I should probably enter, since I’ve done a lot of thinking about this exact problem over the years, but I’m oversubscribed already. Before this site even became a blog (which BTW was a little over ten years ago) I implemented a Yahoo/ICC rating script based on the principle of examining not just a person’s opponents but also their opponents and so on to whatever level one wants. It often found non-trivial anomalies in the ratings of players who were getting better or worse, or more often those who had lately changed their preferred time limits or criteria for selecting opponents. I used to run it to cut through the ratings manipulation then (probably still) rampant on both sites, to find opponents who were truly at my own level for a satisfying game. Another idea I’ve developed since then is to represent a person’s rating as not just a strength but a strength plus an internally calculated “style” measured along one or more axes. This has nothing to do with actual style, but can account for the often persistent and reproducible anomalies when one player just seems to beat another player more often than their ongoing records against other opponents would ever indicate. For example, as an endgame-oriented Caro-Slav type of player, I can genuinely expect to win more than I lose against easily-frustrated tacticians even if they’re rated 100-200 points above me. There are other players rated below me against whom I’ll fare poorly, but I’m not about to tell you those secrets. Another idea that I haven’t actually explored as much is of using a “coupled oscillator” approach similar to that used in time-synchronization protocols, to account for the fact that an opponent’s rating was probably changing even as you played them, but that the resulting inaccuracy can be detected and corrected in retrospect. In other words, subsequent analysis could show that a player you thought was at 1500 when you played them was probably more around 1600 but their rating hadn’t caught up yet, and then you could account for that when using the result to modify your own rating. The process could even be repeated until the results stabilized, but probably most of the bang for the buck would come in the first couple of iterations.
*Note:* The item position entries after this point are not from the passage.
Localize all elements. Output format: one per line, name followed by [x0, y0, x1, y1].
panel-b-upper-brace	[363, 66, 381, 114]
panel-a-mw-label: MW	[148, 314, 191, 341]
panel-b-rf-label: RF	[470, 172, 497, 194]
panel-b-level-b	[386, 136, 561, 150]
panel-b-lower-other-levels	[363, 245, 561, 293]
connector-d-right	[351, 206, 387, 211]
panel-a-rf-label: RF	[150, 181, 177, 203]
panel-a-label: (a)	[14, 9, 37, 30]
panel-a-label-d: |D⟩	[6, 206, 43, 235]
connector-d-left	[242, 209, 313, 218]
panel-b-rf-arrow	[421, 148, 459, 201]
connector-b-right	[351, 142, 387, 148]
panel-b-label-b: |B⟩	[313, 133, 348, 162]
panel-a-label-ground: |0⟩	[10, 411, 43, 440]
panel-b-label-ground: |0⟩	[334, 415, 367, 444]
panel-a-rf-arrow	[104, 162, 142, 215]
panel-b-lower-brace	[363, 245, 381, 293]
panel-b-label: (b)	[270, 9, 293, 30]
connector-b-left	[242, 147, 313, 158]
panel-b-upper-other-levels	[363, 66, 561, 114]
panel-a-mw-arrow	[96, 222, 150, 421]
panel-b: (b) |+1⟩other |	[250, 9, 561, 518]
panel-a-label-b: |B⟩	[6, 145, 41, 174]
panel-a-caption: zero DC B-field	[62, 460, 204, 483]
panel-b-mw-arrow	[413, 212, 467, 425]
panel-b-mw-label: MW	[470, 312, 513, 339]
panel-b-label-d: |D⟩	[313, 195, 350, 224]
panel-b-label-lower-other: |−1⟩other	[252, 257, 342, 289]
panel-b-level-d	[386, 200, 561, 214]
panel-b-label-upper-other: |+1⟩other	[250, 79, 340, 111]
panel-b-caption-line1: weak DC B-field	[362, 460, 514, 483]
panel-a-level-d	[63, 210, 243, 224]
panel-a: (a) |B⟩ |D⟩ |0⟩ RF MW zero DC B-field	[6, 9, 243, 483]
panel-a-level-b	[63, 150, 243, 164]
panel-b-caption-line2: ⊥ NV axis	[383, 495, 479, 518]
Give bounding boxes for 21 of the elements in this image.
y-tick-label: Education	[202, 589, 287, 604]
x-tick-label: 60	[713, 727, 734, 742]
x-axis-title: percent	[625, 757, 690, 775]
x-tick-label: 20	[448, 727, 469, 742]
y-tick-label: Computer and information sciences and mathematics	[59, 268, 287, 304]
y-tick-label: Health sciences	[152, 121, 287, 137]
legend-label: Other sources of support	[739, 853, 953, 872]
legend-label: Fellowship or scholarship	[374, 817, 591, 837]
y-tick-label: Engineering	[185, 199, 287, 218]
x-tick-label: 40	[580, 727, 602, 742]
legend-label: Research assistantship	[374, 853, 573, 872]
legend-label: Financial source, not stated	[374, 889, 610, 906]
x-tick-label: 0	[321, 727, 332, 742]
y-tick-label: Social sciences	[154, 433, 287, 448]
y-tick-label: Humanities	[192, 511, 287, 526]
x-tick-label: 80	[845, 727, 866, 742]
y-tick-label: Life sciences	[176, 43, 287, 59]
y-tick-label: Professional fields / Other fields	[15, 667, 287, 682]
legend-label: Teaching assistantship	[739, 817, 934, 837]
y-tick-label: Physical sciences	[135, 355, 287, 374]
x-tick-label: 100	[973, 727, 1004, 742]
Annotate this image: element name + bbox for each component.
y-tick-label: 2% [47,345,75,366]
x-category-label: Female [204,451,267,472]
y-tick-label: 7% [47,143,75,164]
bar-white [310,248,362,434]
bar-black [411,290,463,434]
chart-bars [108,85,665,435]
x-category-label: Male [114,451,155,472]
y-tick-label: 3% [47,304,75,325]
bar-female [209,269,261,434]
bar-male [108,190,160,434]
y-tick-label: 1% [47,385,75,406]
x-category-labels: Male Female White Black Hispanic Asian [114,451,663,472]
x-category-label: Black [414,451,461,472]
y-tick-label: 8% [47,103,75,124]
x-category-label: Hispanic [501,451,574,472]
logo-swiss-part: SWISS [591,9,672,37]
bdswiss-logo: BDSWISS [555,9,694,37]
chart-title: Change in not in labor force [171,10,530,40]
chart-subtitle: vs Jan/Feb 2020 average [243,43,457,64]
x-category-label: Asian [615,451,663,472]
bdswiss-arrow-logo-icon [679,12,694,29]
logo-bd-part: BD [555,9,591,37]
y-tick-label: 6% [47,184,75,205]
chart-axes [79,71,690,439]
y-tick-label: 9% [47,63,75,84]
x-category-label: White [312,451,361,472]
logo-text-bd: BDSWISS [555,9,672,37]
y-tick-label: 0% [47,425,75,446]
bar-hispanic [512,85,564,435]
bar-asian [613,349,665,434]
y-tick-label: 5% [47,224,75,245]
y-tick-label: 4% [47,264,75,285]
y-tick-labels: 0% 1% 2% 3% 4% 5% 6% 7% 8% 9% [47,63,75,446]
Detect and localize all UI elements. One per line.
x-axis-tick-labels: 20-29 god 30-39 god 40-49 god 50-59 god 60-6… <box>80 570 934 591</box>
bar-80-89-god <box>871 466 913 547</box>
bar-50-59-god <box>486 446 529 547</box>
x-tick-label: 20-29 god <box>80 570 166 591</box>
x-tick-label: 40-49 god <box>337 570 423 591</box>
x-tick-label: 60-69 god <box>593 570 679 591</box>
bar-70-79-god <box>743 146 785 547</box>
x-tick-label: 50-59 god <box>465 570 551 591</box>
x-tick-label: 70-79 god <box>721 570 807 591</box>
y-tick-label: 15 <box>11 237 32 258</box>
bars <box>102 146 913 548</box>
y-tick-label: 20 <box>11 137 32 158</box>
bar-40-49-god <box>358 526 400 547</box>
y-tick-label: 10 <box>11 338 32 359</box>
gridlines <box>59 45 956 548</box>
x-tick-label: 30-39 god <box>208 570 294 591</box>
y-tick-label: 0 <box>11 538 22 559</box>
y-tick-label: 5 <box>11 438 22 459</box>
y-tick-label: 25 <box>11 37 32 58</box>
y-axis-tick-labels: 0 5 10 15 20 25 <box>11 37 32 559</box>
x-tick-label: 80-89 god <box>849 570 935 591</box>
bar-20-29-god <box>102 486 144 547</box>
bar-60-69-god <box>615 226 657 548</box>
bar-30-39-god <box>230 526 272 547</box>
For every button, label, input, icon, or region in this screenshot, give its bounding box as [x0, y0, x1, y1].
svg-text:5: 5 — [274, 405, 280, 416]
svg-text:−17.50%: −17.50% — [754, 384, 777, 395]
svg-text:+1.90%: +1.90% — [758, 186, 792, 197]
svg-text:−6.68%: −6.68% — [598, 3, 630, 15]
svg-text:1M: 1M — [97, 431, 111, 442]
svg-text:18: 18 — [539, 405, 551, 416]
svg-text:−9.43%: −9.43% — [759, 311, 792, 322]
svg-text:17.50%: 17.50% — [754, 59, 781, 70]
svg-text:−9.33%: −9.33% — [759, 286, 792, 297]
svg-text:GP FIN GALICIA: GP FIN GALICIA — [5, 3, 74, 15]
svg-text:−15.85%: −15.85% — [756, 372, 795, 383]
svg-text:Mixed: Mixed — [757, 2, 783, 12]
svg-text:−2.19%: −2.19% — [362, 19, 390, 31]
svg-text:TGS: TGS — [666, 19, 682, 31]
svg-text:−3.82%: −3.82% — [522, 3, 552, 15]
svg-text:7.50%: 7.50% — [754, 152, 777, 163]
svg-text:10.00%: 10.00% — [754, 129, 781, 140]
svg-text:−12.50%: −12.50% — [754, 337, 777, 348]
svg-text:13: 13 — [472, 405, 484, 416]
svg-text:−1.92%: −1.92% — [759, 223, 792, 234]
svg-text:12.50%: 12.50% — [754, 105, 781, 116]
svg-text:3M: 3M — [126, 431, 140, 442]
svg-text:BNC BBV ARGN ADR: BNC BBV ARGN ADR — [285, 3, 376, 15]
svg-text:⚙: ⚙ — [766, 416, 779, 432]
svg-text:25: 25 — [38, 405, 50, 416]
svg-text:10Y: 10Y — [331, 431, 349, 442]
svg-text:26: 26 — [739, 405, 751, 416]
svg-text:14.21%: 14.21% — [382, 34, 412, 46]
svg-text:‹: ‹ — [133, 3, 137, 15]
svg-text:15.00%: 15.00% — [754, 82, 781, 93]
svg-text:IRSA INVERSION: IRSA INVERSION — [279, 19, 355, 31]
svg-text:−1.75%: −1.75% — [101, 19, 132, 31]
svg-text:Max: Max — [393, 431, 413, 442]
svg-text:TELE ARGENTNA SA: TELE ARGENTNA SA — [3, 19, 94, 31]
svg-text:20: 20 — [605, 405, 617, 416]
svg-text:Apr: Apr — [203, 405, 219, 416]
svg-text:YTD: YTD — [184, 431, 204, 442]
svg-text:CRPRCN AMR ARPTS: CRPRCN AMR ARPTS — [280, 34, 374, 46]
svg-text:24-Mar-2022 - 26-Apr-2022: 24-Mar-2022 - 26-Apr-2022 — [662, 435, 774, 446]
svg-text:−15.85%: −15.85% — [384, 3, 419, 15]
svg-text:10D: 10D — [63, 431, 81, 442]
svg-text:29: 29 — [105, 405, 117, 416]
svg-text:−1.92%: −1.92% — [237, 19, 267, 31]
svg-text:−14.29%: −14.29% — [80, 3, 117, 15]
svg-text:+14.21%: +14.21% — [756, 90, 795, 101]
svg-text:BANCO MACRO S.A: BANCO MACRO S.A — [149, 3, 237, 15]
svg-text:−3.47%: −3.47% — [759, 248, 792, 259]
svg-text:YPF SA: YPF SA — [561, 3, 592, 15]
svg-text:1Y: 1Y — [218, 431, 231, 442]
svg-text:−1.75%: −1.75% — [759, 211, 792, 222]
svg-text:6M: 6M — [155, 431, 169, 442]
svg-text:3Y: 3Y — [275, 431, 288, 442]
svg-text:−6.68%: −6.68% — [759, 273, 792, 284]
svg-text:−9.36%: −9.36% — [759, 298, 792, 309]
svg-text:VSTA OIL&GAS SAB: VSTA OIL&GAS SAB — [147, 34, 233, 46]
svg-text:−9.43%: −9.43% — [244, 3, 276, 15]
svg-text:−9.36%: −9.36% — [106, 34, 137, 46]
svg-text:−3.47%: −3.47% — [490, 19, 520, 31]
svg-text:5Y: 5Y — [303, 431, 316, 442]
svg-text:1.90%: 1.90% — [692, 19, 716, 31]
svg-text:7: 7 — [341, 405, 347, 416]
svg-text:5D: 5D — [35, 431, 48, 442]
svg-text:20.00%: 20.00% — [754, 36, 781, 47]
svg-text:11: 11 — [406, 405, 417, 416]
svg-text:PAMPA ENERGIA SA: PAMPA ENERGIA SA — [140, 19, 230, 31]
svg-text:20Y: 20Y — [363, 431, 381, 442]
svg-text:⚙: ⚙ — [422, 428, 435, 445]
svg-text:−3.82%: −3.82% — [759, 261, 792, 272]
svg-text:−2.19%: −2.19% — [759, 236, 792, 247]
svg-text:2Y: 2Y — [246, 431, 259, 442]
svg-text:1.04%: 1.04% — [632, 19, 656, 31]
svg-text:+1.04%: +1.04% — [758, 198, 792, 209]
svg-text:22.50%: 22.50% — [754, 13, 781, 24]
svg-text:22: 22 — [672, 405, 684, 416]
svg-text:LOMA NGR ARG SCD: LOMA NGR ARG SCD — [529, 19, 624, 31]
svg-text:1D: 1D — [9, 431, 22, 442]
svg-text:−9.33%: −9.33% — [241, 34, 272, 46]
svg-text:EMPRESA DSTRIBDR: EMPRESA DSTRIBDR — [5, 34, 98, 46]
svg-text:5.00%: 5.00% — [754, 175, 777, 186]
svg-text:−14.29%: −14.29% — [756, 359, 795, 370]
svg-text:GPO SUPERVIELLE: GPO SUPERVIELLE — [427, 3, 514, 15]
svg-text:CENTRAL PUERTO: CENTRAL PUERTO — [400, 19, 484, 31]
All of these approaches can be combined, of course, and I’m pretty sure that with sufficient tweaking of code I could come up with something that would outperform Elo on the competition’s sample. They’re both a bit out of line with the competition’s goal of using/maintaining roughly the same amount of data as Elo, though. On the other hand, they seem to be allowing Glicko, so there’s clearly room for a couple more values per player. Perhaps some simplified version of the last idea would work. In any case, it’ll be interesting to see what comes out of this.